Pluspunten
Fantastic, collaborative mid-management level teams and below. Evolving organization with aggressive goals. Heavy investment in technological advancements. Motivated and creative employees from entry level to mid-management, but VP/SVP/EVP levels cause concern.
Minpunten
Poor chemistry between VP/SVP/EVP leadership, causing issues aligning their visions. Volatile environment with high turnover at executive level and a lack of consideration or empathy for their subordinates' work/life balance. Daily "urgent priorities" handed down from leadership, frequently expecting resolution by end of day without consideration of other high priority items for the business. People with children or families could find their personal life impacted. All employees are required to swipe their badge in before 9 am (after 8:59 am is considered a late arrival and cause for termination). Expect to see a heard of employees running into the office from the parking lot around 8:55 am every day. Work hours are tracked down to the second with executives disciplining numerous employees for arriving a couple minutes after 9 am, even when unforeseen circumstances were the cause. Most employees work longer than 8-hour average work days, but executives largely ignore that commitment and focus tunnel vision on 9 am arrivals. Waves of layoffs across business units seem to keep coming...
Pluspunten
Great and flexible work supported my growth through college
Minpunten
Honestly that the product we were selling wasn't the best value
Pluspunten
Good middle management and compensation. Lots of opportunities to learn from plenty of smart people.
Minpunten
Disclaimer -This is all water cooler hearsay and opinion.

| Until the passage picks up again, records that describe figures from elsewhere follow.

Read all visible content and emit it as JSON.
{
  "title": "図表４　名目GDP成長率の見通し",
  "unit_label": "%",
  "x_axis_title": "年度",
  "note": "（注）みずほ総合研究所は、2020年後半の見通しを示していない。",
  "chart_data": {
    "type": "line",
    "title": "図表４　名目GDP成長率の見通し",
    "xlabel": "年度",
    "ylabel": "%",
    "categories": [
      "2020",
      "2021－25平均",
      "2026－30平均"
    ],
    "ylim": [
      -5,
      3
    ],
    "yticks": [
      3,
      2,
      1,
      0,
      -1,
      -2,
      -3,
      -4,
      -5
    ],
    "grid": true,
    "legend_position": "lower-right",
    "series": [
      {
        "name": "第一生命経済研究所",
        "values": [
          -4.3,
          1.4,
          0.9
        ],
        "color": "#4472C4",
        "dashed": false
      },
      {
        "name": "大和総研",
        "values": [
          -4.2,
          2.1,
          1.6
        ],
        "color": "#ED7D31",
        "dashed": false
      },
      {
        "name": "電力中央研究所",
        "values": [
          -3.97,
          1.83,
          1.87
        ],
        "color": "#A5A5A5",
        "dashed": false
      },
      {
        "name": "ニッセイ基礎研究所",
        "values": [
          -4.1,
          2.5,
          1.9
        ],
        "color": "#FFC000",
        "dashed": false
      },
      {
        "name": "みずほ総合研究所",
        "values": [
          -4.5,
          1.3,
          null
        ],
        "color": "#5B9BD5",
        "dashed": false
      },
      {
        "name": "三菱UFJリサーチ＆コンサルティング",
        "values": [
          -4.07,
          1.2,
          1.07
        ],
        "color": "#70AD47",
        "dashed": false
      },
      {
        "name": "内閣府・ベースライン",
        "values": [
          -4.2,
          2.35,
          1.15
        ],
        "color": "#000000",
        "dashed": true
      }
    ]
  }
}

During the two years I was there the bill came due on being penny wise and dollar dumb over the years. A great example is Sling. Dish beat basically everyone to market but Netflix with streaming and was the first platform to offer live TV via stream (which YouTube TV still uses as a selling point). What happened? Dish paid the original engineers to build it and then balked at paying them to document and maintain it. Same deal with the cyber security team. After years of expecting security engineers to do exceptional work shorthanded for middling compensation eventually they had none. It was all put on the security manager, who had a heart attack after repeatedly requesting support. He understandably did not return. Not much later one of the core systems was ransomed, and the company fell out of the fortune 500. Despite being in the middle of dealing with the consequences of those decisions leadership was doing it all again with the mobile network build out.